Spire uses a persistent volume to make restarts more seamless. NGINX Service Mesh automatically allocates 1 GB persistent volume in supported environments (see Persistent Storage setup page for environment requirements). Below is the information on the disk usage within that volume. Disk usage scales directly with the number of Pods in the mesh.

Num Pods Disk Usage
20 4.2 MB
100 4.3 MB
200 4.6 MB

Ports

The following table lists the ports and IP addresses the NGINX Service Mesh sidecar binds.

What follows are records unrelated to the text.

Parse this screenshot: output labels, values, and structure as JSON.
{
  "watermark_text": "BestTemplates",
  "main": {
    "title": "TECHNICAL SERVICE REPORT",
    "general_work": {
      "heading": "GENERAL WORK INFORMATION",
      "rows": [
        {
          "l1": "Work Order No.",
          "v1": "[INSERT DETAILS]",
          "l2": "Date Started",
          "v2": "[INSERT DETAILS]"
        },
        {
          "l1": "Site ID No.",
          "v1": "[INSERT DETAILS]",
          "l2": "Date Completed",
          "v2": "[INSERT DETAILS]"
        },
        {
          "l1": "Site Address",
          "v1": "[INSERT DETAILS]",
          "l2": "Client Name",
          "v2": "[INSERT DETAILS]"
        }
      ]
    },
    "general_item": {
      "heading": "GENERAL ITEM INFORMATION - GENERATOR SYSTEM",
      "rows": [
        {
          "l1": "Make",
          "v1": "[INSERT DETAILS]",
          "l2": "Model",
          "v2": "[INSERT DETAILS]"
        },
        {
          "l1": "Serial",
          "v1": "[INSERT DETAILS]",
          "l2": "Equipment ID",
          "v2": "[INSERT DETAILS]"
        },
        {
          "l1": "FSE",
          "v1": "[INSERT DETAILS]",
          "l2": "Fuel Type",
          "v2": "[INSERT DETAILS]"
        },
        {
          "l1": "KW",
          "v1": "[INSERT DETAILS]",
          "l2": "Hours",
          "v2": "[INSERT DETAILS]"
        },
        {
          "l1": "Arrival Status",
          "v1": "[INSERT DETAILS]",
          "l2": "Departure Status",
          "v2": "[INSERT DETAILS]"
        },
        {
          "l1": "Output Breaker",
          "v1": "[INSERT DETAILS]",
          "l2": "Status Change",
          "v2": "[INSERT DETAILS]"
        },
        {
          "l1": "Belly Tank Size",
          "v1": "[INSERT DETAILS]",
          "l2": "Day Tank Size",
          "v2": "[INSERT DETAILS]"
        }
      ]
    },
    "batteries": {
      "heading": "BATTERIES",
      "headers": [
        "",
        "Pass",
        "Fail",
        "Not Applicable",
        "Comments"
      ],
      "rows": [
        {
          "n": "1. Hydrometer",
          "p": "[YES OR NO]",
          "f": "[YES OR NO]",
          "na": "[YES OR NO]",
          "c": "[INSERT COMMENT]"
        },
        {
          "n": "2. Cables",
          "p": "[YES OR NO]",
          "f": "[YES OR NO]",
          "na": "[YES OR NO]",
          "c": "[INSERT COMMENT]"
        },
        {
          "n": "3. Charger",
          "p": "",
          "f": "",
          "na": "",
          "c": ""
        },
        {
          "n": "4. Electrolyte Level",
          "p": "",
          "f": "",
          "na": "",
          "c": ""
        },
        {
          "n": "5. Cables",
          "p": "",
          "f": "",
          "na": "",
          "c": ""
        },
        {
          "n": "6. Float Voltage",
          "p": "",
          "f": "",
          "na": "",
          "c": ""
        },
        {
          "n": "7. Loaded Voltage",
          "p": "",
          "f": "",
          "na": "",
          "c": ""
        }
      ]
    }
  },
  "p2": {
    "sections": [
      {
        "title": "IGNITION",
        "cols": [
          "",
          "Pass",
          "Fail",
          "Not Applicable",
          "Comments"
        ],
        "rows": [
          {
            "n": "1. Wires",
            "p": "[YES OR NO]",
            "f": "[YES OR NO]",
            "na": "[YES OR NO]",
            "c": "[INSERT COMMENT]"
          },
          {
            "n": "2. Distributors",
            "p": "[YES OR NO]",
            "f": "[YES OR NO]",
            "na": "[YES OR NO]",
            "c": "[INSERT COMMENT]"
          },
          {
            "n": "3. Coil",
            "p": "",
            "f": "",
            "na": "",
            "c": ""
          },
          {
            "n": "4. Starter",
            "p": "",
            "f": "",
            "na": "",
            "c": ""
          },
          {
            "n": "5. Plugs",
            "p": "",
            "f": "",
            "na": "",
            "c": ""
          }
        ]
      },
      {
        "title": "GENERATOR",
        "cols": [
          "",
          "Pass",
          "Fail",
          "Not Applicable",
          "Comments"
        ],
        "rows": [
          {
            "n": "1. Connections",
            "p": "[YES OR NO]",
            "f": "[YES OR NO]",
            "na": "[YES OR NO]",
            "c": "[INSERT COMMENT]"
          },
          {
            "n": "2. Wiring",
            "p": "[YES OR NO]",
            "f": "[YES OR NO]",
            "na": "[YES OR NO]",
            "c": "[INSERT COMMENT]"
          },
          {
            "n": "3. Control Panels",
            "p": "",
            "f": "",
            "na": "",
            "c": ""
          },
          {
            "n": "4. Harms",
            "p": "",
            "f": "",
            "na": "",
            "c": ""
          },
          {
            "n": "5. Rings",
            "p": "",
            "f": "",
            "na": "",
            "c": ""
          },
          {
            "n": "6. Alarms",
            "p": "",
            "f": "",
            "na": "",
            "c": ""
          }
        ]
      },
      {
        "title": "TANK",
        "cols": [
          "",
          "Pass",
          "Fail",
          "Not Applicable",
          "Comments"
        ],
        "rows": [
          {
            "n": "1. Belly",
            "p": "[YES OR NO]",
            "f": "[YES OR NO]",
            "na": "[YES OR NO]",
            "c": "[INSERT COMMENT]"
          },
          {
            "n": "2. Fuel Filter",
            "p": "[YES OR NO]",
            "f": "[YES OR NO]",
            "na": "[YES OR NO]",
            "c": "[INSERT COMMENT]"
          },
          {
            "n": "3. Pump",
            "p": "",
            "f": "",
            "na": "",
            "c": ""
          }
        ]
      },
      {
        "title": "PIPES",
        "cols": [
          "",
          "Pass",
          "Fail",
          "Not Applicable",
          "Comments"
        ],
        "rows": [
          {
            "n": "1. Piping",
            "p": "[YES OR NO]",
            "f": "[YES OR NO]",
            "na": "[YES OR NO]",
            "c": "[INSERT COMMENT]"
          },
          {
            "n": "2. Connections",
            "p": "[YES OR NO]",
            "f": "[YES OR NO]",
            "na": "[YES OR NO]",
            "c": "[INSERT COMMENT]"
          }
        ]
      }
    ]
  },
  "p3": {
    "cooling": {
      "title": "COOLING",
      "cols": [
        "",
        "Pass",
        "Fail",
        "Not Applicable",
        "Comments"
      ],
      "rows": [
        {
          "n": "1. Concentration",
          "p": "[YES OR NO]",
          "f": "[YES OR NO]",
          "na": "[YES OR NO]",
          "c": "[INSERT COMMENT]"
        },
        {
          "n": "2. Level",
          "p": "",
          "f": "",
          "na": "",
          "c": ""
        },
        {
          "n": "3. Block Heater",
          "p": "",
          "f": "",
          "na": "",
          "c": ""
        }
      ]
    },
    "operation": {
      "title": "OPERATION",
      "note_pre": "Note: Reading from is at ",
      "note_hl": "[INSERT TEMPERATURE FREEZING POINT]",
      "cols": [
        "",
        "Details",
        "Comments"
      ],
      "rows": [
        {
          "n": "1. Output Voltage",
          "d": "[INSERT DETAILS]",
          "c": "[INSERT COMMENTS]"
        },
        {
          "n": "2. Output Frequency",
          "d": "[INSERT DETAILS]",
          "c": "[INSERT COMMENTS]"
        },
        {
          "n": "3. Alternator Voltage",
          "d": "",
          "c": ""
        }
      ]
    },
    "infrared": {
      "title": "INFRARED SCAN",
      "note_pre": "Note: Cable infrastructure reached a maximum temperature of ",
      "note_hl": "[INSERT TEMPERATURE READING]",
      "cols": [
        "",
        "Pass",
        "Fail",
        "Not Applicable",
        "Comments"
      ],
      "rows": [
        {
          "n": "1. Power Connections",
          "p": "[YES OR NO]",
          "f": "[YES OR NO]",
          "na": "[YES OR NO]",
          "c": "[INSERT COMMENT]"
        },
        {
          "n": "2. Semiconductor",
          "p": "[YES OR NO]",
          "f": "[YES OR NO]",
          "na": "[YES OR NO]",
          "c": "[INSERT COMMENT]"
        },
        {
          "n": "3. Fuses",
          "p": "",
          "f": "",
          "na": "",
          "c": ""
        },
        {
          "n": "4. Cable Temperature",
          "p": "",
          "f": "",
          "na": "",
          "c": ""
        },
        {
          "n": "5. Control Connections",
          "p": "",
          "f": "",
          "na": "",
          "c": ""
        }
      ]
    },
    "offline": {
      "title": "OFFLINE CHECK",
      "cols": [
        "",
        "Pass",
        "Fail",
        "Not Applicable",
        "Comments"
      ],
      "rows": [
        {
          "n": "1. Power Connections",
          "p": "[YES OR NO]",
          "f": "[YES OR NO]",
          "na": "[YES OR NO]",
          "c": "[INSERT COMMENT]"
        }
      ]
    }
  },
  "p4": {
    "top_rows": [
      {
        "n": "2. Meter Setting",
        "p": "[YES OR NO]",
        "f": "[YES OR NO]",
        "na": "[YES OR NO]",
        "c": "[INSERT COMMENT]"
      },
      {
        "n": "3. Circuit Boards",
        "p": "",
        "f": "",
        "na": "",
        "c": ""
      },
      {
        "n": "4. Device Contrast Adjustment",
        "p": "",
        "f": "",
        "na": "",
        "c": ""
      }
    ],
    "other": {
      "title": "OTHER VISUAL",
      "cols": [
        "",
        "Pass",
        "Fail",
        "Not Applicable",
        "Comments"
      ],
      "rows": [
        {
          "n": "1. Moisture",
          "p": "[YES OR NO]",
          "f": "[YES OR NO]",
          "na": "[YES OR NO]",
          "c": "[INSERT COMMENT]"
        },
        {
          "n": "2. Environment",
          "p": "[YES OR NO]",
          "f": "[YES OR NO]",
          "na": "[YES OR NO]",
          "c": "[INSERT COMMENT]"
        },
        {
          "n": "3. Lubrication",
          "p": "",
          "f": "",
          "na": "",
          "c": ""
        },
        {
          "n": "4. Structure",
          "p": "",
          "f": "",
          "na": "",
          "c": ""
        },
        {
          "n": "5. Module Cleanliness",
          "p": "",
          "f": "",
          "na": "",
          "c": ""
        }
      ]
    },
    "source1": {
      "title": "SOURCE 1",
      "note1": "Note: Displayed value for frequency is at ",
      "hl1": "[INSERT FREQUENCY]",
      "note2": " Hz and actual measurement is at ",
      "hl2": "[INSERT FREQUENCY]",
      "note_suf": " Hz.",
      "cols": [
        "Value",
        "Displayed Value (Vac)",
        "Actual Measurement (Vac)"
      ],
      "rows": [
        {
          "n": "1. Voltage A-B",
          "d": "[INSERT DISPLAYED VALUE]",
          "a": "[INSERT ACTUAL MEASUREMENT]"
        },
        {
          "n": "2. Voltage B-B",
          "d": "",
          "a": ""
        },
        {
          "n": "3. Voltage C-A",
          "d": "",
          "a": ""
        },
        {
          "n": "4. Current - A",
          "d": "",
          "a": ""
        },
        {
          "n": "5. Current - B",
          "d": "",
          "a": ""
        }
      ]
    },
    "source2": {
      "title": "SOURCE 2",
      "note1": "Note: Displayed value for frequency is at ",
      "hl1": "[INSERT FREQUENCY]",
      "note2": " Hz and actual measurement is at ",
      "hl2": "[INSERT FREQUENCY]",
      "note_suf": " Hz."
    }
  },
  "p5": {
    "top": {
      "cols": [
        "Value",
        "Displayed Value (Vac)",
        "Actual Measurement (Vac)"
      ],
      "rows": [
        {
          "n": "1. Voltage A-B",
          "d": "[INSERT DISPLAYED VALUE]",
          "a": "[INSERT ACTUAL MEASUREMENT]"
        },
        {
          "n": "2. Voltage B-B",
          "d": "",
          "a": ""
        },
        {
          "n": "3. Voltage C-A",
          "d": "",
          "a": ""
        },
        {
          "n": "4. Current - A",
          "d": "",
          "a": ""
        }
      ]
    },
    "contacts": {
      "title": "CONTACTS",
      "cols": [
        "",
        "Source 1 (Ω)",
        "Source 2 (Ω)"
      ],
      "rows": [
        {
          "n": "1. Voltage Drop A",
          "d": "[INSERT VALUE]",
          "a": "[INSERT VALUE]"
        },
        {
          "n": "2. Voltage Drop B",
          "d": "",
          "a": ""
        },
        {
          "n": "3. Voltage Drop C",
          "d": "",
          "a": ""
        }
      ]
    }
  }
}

Port IP Address Protocol Direction Purpose
8900 0.0.0.0 All Outgoing Redirect to virtual server for traffic type 1
8901 0.0.0.0 All Incoming Redirect to virtual server for traffic type 1
8902 localhost All Outgoing Redirection error
8903 localhost All Incoming Redirection error
8904 localhost TCP Incoming Main virtual server
8905 localhost TCP Incoming TCP traffic denied by Access Control policies
8906 localhost TCP Outgoing Main virtual server
8907 localhost TCP Incoming Permissive virtual server 2
8886 0.0.0.0 HTTP Control NGINX Plus API
8887 0.0.0.0 HTTP Control Prometheus metrics
8888 localhost HTTP Incoming Main virtual server
8889 localhost HTTP Outgoing Main virtual server
8890 localhost HTTP Incoming Permissive virtual server 2
8891 localhost GRPC Incoming Main virtual server
8892 localhost GRPC Outgoing Main virtual server
8893 localhost GRPC Incoming Permissive virtual server 2
8894 localhost HTTP Outgoing NGINX Ingress Controller egress traffic
8895 0.0.0.0 HTTP Incoming Redirect health probes 3
8896 0.0.0.0 HTTP Incoming Redirect HTTPS health probes 3

Notes:

  1. All traffic is redirected to these two ports. From there the sidecar determines the traffic type and forwards the traffic to the Main virtual server for that traffic type.

  2. The Permissive virtual server is used when permissive mTLS is configured. It’s used to accept non-mTLS traffic, for example from Pods that aren’t injected with a sidecar. See the Secure Mesh Traffic using mTLS for more information on permissive mTLS.

  3. The Kubernetes readinessProbe and livenessProbe need dedicated ports as they’re not regular in-band mTLS traffic.